Long gone are the days of oppression when we talk about street art in Porto. The previous administration had a policy of zero tolerance regarding graffitis. Only licensed graffitis were excused to stay. Everything else was promptly covered with paint. There was no distinction between simple tags from possible pieces of urban art.
Nowadays, with the new administration, street art is seeing better days and we can observe some results of the change of policies. Little by little there are more walls covered with amazing graffitis and there are some urban art programs like the one from “Porto Lazer”, which tries to help artists in finding suitable walls for them to paint.
But not everything is great. There are still a lot of disagreements between artists and Porto Lazer on the strategies and methodologies to be used. If a graffiti should be permanent or temporary, or if street art should be about entertainment or something more.
Artists also complain about the lack of legal walls to paint on, or even walls to experiment. Many of these artists are leaving their mark on other countries right now. So it’s important to re-define some of the strategies currently in place, in order to keep the momentum that started a couple of years ago going.

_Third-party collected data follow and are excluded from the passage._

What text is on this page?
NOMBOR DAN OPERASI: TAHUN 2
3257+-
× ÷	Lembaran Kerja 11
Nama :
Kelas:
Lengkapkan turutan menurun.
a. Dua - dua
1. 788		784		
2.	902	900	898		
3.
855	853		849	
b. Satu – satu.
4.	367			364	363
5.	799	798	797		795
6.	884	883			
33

We also have to take into account that, with the increasing influx of tourists in the city, it’s only natural that more museums or other places that exhibit art, start to charge money for entrance. It becomes even more important to have so many city walls covered with beautiful displays of art. Of course, let’s not forget all of the statues, sculptures, architecture and the famous Portuguese tiles, or “azulejos” that add so much color, and history to the city.
Walking through the streets of Porto is already a visual treat, and I only hope that we can keep adding more beautiful paintings and other pieces of art that will only enrichen this splendid city.